The other concern in using CAR-T cells is their on-target/off-tumor toxicity. Since most tumor antigens are found both on cancerous cells and normal tissues, constructed CARs cannot distinguish the normal ones. Thus, identifying specific tumor antigens always is the CAR-T cell therapy challenge. For instance, a case-study of a patient with metastatic cancer expressing HER-2 revealed that antigen-specific CARs could result in organ dysfunctions, rapid respiratory distress, and death. Accumulation of anti-ERBB2 CARs in the lung and recognizing ERBB2-expressing normal cells and subsequent release of IFN-γ and TNF-α led to pulmonary toxicity and edema [150]. This toxicity is associated with the release of cytokines, also known as cytokine release syndrome. In another study, it was reported that targeting CEA in patients with colon cancer by CAR-T cells led to severe transient colitis because of CEA recognition in normal intestinal tissue [151] (Fig. 2).

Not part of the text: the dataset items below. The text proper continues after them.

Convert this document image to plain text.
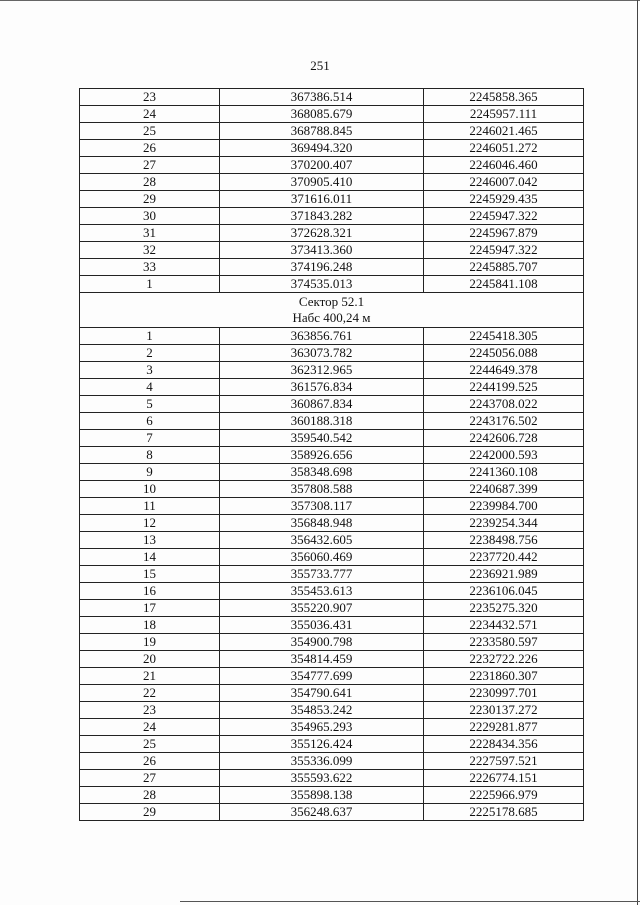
251
23	367386.514	2245858.365
24	368085.679	2245957.111
25	368788.845	2246021.465
26	369494.320	2246051.272
27	370200.407	2246046.460
28	370905.410	2246007.042
29	371616.011	2245929.435
30	371843.282	2245947.322
31	372628.321	2245967.879
32	373413.360	2245947.322
33	374196.248	2245885.707
1	374535.013	2245841.108

Сектор 52.1
Набс 400,24 м		

1	363856.761	2245418.305
2	363073.782	2245056.088
3	362312.965	2244649.378
4	361576.834	2244199.525
5	360867.834	2243708.022
6	360188.318	2243176.502
7	359540.542	2242606.728
8	358926.656	2242000.593
9	358348.698	2241360.108
10	357808.588	2240687.399
11	357308.117	2239984.700
12	356848.948	2239254.344
13	356432.605	2238498.756
14	356060.469	2237720.442
15	355733.777	2236921.989
16	355453.613	2236106.045
17	355220.907	2235275.320
18	355036.431	2234432.571
19	354900.798	2233580.597
20	354814.459	2232722.226
21	354777.699	2231860.307
22	354790.641	2230997.701
23	354853.242	2230137.272
24	354965.293	2229281.877
25	355126.424	2228434.356
26	355336.099	2227597.521
27	355593.622	2226774.151
28	355898.138	2225966.979
29	356248.637	2225178.685
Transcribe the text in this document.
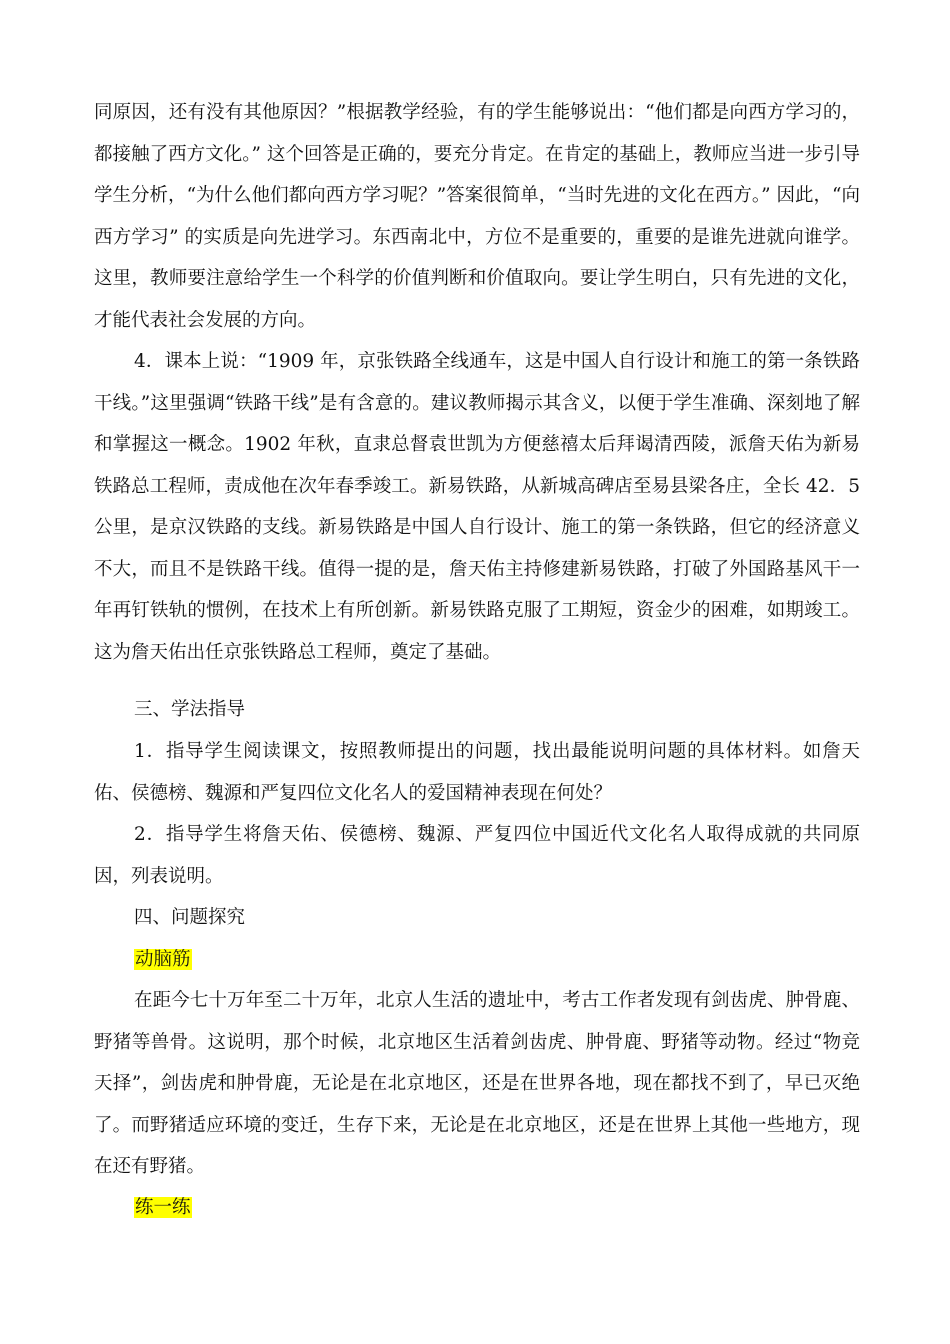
同原因，还有没有其他原因？”根据教学经验，有的学生能够说出：“他们都是向西方学习的，都接触了西方文化。” 这个回答是正确的，要充分肯定。在肯定的基础上，教师应当进一步引导学生分析，“为什么他们都向西方学习呢？”答案很简单，“当时先进的文化在西方。” 因此，“向西方学习” 的实质是向先进学习。东西南北中，方位不是重要的，重要的是谁先进就向谁学。这里，教师要注意给学生一个科学的价值判断和价值取向。要让学生明白，只有先进的文化，才能代表社会发展的方向。

4．课本上说：“1909 年，京张铁路全线通车，这是中国人自行设计和施工的第一条铁路干线。”这里强调“铁路干线”是有含意的。建议教师揭示其含义，以便于学生准确、深刻地了解和掌握这一概念。1902 年秋，直隶总督袁世凯为方便慈禧太后拜谒清西陵，派詹天佑为新易铁路总工程师，责成他在次年春季竣工。新易铁路，从新城高碑店至易县梁各庄，全长 42．5 公里，是京汉铁路的支线。新易铁路是中国人自行设计、施工的第一条铁路，但它的经济意义不大，而且不是铁路干线。值得一提的是，詹天佑主持修建新易铁路，打破了外国路基风干一年再钉铁轨的惯例，在技术上有所创新。新易铁路克服了工期短，资金少的困难，如期竣工。这为詹天佑出任京张铁路总工程师，奠定了基础。

三、学法指导

1．指导学生阅读课文，按照教师提出的问题，找出最能说明问题的具体材料。如詹天佑、侯德榜、魏源和严复四位文化名人的爱国精神表现在何处？

2．指导学生将詹天佑、侯德榜、魏源、严复四位中国近代文化名人取得成就的共同原因，列表说明。

四、问题探究

动脑筋

在距今七十万年至二十万年，北京人生活的遗址中，考古工作者发现有剑齿虎、肿骨鹿、野猪等兽骨。这说明，那个时候，北京地区生活着剑齿虎、肿骨鹿、野猪等动物。经过“物竞天择”，剑齿虎和肿骨鹿，无论是在北京地区，还是在世界各地，现在都找不到了，早已灭绝了。而野猪适应环境的变迁，生存下来，无论是在北京地区，还是在世界上其他一些地方，现在还有野猪。

练一练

Immunosuppressive TME also reduces CARs efficacy. TME consists of immune cells, including myeloid-derived suppressor cells (MDSCs), Tregs, and tumor-associated macrophages (TAMs), and molecular factors, including checkpoint inhibitory proteins, IL-10, and TGF-β, that inhibit anti-tumor functions of CAR-T cells [152]. There is evidence that blockade of the inhibitory pathways can augment CAR-T cell therapy. For example, the combination of an anti-PD-1 antibody with HER2 CAR T cells significantly enhanced tumor eradication in a mouse model [153] (Fig. 3).

Conclusions

Standard treatments for CRC, including surgery, radiotherapy, and chemotherapy, have many side effects owing to their non-specificity toward normal cell, leading to toxicity. Thus, alternative and safety treatments are crucial for CRC patients. In this regard, vaccines, cytokines, adjuvant, and neoadjuvant therapy to stimulate immune responses against tumor antigens have been developed as immunotherapy agents against CRC. Taken together, immunotherapy using both mAbs and CAR-T cells are effective with minimal side effects and toxicity. Preclinical and clinical studies demonstrated that CRC cells are vulnerable to specific mAbs. Furthermore, clinical trials using CARs could have promising therapeutic outcomes in patients with CRC. Although some challenges and concerns are using both mAbs and CAR-T cells, combinational therapies will improve the anti-tumor effects and optimize their functions.